Chegado a casa, razoavelmente mais tranquilo, Gabriel cumpriu basicamente todas as tarefas rotineiras que costuma cumprir, a saber:
- Lavou a louça com detergente da loiça, marca "Lavatudo", recipiente de 250cl;
- Cozinhou um magnífico rolo de carne (de porco e legumes), assado no forno com batata:
- Bebeu quarenta centilitros de refrigerante, marca kopiCola;
- Fumou um cigarro, marca Marbello;
Quando terminou a ceia, Gabriel lavou novamente a loiça e procurou enfiar-se na cama. Ainda antes de dormir, continuou a leitura de um livro que há já algumas semanas figura em lugar de destaque da sua mesa-de-cabeceira: um livro de desenvolvimento pessoal chamado:”Como ser espontâneo em dez lições". Adormeceu no sono dos justos, mas por volta das quatro horas da madrugada acordou em silêncio, completamente suado. Virou a cabeça ainda zonza do sono para ligar a luz. Acendeu o candeeiro, tirou a camisa do pijama, bebeu um copo de água e voltou-se a deitar. Ainda antes de dormir, pensava no mundo e como há tantas coisas e tanta gente, e como a sua dor, vista universalmente, é insignificante. Pensava e via retratos imaginários na parede e um grito surdo que ecoa quase indistinguível de todo o resto, mas ali, presente. E porque ninguém vê, ninguém sente, esse grito que ecoa pelas paredes, como a vibração natural da terra desde o Big Bang.

4.

Na manhã seguinte, Meteco levantou-se com uma pesada dor de cabeça. Afrontou-lhe o seu rosto no espelho, as rugas que se lhe cravavam com cada vez maior nitidez nas fontes. Há muitos anos que olhava o mesmo espelho e parecia que desde então a sua cara não mudara, pelo menos desde a adolescência.

Pelo caminho encontrou ainda o seu amigo de infância - Colosso, um homem alto de 43 anos que lhe resumiu a sua vida recente. Despediu-se com um breve adeus que poderia querer dizer até já, ou até breve ou até nunca mais.

Chegou ao edifício onde deveria fazer o exame marcado para aquele dia, fazendo pouco caso de como os edifícios que se ocupam da sanidade são exteriormente indiferentes a ela. A sua vez chegara. Despiu a sua roupa e subiu para a máquina que examinaria as suas entranhas. À medida que deslizava pelo tapete pareceu que faria aqui a sua primeira viagem espacial, o cosmonauta das entranhas. Convém dizer que o aparelho onde agora Meteco se encontra a postos para a sua primeira viagem é uma máquina de terceira geração. Quer isto dizer que mal deslizou para a forma esférica de cerca de setenta centímetros, o gantry, ou ampola de raios X que serão emitidos através do corpo do poeta e recepcionados pelo lado oposto da esfera, que por sua vez enviará a informação ao sistema informático instalado para o efeito. Recorde-se que este prodígio tecnológico só é possível graças ao "capital" que constitui o corpo humano, que ao recepcionar a radiação e assim dar uma imagem de acordo com a respectiva quantidade de radiação absorvida pelos tecidos (radiodensidade). A imagem assim transmitida permitirá ao analista identificar pontos nodosos ou simplesmente "duvidosos".

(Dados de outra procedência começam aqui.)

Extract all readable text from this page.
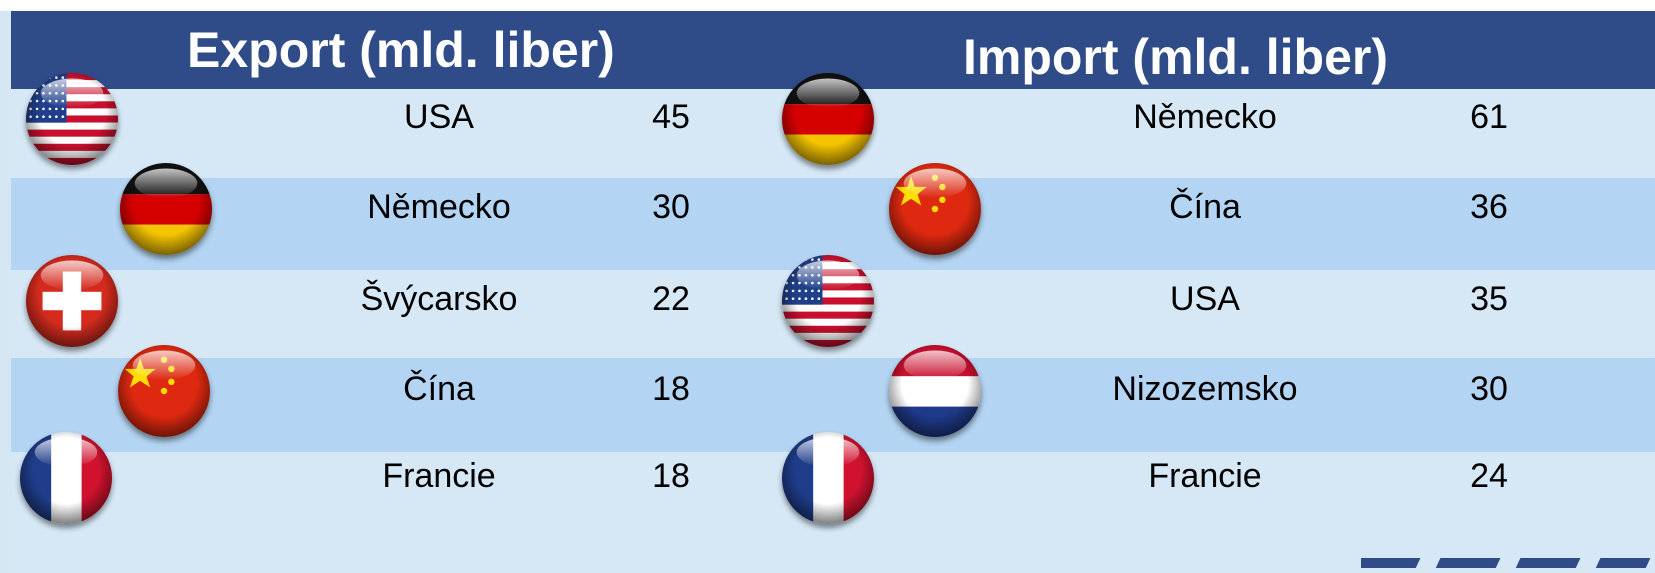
Export (mld. liber)	Import (mld. liber)
USA	45
Německo	30
Švýcarsko	22
Čína	18
Francie	18
Německo	61
Čína	36
USA	35
Nizozemsko	30
Francie	24
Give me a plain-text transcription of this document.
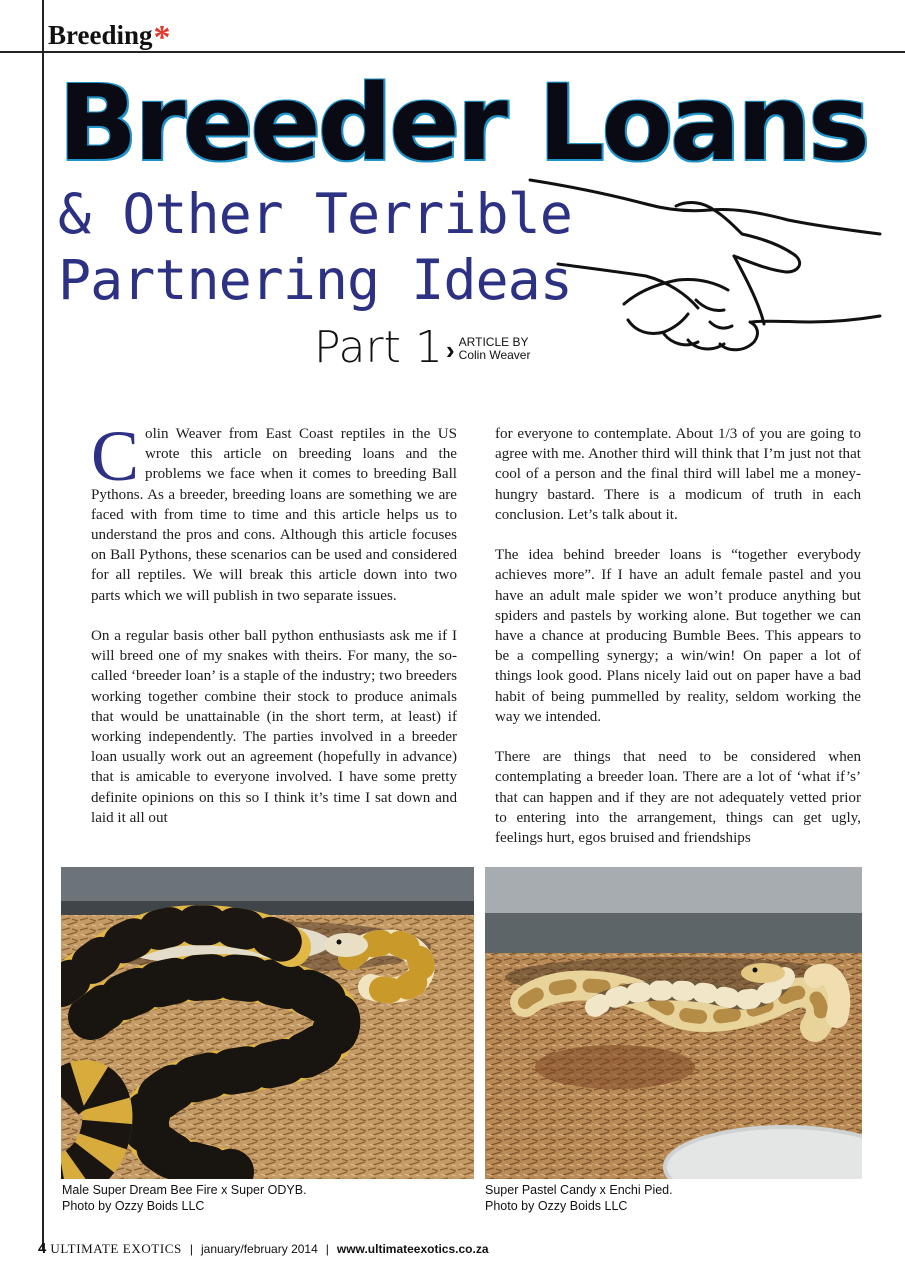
Breeding*
Breeder Loans
& Other Terrible
Partnering Ideas
Part 1 › ARTICLE BY
Colin Weaver
C olin Weaver from East Coast reptiles in the US wrote this article on breeding loans and the problems we face when it comes to breeding Ball Pythons. As a breeder, breeding loans are something we are faced with from time to time and this article helps us to understand the pros and cons. Although this article focuses on Ball Pythons, these scenarios can be used and considered for all reptiles. We will break this article down into two parts which we will publish in two separate issues.

On a regular basis other ball python enthusiasts ask me if I will breed one of my snakes with theirs. For many, the so-called ‘breeder loan’ is a staple of the industry; two breeders working together combine their stock to produce animals that would be unattainable (in the short term, at least) if working independently. The parties involved in a breeder loan usually work out an agreement (hopefully in advance) that is amicable to everyone involved. I have some pretty definite opinions on this so I think it’s time I sat down and laid it all out

for everyone to contemplate. About 1/3 of you are going to agree with me. Another third will think that I’m just not that cool of a person and the final third will label me a money-hungry bastard. There is a modicum of truth in each conclusion. Let’s talk about it.

The idea behind breeder loans is “together everybody achieves more”. If I have an adult female pastel and you have an adult male spider we won’t produce anything but spiders and pastels by working alone. But together we can have a chance at producing Bumble Bees. This appears to be a compelling synergy; a win/win! On paper a lot of things look good. Plans nicely laid out on paper have a bad habit of being pummelled by reality, seldom working the way we intended.

There are things that need to be considered when contemplating a breeder loan. There are a lot of ‘what if’s’ that can happen and if they are not adequately vetted prior to entering into the arrangement, things can get ugly, feelings hurt, egos bruised and friendships

Male Super Dream Bee Fire x Super ODYB.
Photo by Ozzy Boids LLC
Super Pastel Candy x Enchi Pied.
Photo by Ozzy Boids LLC
4 ULTIMATE EXOTICS | january/february 2014 | www.ultimateexotics.co.za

A máquina descreveu mais uma volta completa, e enquanto o fazia Gabriel recostou a cabeça e viu ainda uma imagem fugidia do Anjo. Depois fechou os olhos e viu apenas matéria escura. Uma infinidade de matéria escura tal como outrora tinha visto Yuri Gagarin e que tanto desiludira o mundo dos vivos.

* Os nomes aqui expostos foram compostos aleatoriamente. Qualquer semelhança com nomes de pessoas REAIS é pura coincidência.